Our primary outcome measures were numbers of participants improved in disability assessed with either or both of the Neuropathy Impairment Scale (NIS) or the modified Rankin Scale (mRS) at six months after randomisation. Secondary outcome measures were: mean improvement in disability, assessed with either the NIS or the mRS, 12 months after randomisation; change in impairment as measured by improvement in the 10-metre walk time, change in a validated linear disability measure such as the Rasch-built Overall Disability Scale (R-ODS) at six and 12 months after randomisation, change in subjective clinical scores and electrophysiological parameters at six and 12 months after randomisation; change in serum IgM paraprotein concentration or anti-MAG antibody titre at six months after randomisation; and adverse effects of treatments.

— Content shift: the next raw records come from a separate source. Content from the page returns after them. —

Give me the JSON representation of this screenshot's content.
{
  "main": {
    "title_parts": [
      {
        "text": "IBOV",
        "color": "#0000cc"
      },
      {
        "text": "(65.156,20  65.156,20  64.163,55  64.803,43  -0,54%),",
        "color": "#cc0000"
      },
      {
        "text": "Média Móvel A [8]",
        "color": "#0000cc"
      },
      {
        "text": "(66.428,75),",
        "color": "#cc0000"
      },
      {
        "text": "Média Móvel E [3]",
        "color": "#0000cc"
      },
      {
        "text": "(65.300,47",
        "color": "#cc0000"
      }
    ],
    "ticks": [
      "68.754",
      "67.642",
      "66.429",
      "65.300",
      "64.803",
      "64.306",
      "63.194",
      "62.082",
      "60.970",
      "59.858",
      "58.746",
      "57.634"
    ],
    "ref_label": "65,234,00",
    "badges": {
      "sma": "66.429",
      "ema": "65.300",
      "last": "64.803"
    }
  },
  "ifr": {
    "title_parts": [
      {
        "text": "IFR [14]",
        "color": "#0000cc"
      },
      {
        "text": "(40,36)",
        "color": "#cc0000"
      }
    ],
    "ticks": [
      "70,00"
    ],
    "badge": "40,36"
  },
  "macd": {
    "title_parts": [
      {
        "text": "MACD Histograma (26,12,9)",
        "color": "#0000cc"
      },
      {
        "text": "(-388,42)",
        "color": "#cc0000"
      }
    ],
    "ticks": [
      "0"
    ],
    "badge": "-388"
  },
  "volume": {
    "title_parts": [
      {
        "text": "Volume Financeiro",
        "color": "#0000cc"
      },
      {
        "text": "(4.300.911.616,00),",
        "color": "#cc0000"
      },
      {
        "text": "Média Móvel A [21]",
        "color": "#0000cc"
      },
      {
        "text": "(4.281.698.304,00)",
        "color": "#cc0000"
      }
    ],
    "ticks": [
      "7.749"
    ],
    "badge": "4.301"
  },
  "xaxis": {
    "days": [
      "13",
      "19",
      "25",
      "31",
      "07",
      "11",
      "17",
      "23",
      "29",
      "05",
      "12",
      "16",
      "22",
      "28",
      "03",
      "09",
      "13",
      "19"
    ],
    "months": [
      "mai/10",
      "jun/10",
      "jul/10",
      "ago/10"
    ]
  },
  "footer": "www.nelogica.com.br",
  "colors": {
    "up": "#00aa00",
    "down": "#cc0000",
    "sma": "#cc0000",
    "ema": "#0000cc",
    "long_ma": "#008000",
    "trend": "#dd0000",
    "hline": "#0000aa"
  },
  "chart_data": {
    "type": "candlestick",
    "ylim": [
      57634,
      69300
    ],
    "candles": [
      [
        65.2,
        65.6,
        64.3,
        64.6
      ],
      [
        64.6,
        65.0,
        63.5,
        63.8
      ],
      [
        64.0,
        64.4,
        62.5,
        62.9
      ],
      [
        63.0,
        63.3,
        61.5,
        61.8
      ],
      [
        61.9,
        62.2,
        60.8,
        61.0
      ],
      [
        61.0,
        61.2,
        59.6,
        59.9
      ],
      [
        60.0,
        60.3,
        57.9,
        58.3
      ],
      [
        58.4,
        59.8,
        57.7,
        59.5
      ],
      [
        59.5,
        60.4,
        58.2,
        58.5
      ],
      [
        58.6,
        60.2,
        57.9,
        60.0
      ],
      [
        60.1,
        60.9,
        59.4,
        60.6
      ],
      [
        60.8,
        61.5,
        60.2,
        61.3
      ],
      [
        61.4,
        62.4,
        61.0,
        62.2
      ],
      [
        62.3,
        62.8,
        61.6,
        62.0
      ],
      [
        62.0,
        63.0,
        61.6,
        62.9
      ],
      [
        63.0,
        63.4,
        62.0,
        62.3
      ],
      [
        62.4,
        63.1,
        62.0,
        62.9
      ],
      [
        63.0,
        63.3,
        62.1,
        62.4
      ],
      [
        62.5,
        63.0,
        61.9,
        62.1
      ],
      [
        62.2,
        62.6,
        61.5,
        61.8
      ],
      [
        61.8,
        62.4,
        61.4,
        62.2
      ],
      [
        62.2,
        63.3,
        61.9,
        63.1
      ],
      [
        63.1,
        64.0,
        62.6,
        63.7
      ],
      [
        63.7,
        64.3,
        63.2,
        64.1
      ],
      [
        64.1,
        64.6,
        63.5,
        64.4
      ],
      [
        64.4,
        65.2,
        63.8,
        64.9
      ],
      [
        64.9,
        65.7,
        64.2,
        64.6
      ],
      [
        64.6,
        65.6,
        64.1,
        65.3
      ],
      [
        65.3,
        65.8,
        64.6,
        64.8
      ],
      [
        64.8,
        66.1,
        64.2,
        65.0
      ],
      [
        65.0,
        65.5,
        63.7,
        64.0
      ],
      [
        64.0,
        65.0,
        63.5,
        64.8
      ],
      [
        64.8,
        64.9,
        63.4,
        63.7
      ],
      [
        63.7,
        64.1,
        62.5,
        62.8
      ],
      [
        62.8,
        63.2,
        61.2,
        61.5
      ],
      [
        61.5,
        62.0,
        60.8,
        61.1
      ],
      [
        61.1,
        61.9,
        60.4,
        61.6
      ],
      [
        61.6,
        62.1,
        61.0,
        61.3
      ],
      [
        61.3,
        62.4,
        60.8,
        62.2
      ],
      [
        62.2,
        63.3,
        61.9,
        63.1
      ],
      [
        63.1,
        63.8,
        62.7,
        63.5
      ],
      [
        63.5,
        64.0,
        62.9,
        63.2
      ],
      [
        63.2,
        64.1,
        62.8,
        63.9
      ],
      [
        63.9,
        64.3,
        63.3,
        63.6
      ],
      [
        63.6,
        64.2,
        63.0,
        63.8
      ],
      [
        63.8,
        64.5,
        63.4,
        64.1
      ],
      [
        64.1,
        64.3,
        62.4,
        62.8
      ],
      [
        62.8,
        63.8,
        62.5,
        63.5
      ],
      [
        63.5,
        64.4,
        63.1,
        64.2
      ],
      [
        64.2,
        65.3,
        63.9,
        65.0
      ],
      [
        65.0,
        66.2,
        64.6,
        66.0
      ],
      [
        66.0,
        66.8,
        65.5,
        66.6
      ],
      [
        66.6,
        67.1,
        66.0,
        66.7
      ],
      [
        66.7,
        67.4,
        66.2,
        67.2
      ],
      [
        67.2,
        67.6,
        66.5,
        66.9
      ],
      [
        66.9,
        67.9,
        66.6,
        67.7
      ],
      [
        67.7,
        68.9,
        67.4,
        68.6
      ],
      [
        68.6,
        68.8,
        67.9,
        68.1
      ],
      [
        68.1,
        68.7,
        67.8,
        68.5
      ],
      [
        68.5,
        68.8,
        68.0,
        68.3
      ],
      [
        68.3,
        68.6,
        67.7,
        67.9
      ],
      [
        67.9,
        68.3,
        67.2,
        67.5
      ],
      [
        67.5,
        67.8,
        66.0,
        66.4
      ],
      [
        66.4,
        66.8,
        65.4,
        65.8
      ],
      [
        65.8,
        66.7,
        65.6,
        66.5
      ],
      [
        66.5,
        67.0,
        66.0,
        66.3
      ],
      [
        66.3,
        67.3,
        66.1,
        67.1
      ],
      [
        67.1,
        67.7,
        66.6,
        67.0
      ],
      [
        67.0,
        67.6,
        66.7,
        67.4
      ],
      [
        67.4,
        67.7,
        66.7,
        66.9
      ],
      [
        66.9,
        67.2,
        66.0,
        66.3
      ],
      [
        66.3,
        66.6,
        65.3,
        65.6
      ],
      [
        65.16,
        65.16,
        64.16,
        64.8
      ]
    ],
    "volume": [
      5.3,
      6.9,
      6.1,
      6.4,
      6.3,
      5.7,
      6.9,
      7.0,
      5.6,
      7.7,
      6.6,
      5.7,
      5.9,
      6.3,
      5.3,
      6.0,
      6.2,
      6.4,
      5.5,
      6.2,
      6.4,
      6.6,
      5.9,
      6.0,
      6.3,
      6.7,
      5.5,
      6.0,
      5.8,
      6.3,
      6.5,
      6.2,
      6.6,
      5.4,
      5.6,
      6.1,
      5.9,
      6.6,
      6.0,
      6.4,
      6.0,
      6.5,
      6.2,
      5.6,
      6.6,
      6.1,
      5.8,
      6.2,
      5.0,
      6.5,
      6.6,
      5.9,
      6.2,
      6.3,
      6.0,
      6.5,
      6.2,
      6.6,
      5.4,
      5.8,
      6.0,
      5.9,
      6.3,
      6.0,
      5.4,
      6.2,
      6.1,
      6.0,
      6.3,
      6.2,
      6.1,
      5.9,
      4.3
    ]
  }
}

We followed standard methodological procedures expected by Cochrane.
We identified eight eligible trials (236 participants), which tested intravenous immunoglobulin (IVIg), interferon alfa-2a, plasma exchange, cyclophosphamide and steroids, and rituximab. Two trials of IVIg (22 and 11 participants, including 20 with antibodies against MAG), had comparable interventions and outcomes, but both were short-term trials. We also included two trials of rituximab with comparable interventions and outcomes.
There were very few clinical or statistically significant benefits of the treatments used on the outcomes predefined for this review, but not all the predefined outcomes were used in every included trial and more responsive outcomes are being developed. A well-performed trial of IVIg, which was at low risk of bias, showed a statistical benefit in terms of improvement in mRS at two weeks and 10-metre walk time at four weeks, but these short-term outcomes are of questionable clinical significance. Cyclophosphamide failed to show any benefit in the single trial's primary outcome, and showed a barely significant benefit in the primary outcome specified here, but some toxic adverse events were identified.
Two trials of rituximab (80 participants) have been published, one of which (26 participants) was at high risk of bias. In the meta-analysis, although the data are of low quality, rituximab is beneficial in improving disability scales (Inflammatory Neuropathy Cause and Treatment (INCAT) improved at eight to 12 months (risk ratio (RR) 3.51, 95% confidence interval (CI) 1.30 to 9.45; 73 participants)) and significantly more participants improve in the global impression of change score (RR 1.86, 95% CI 1.27 to 2.71; 70 participants). Other measures did not improve significantly, but wide CIs do not preclude some effect. Reported adverse effects of rituximab were few, and mostly minor.
There were few serious adverse events in the other trials.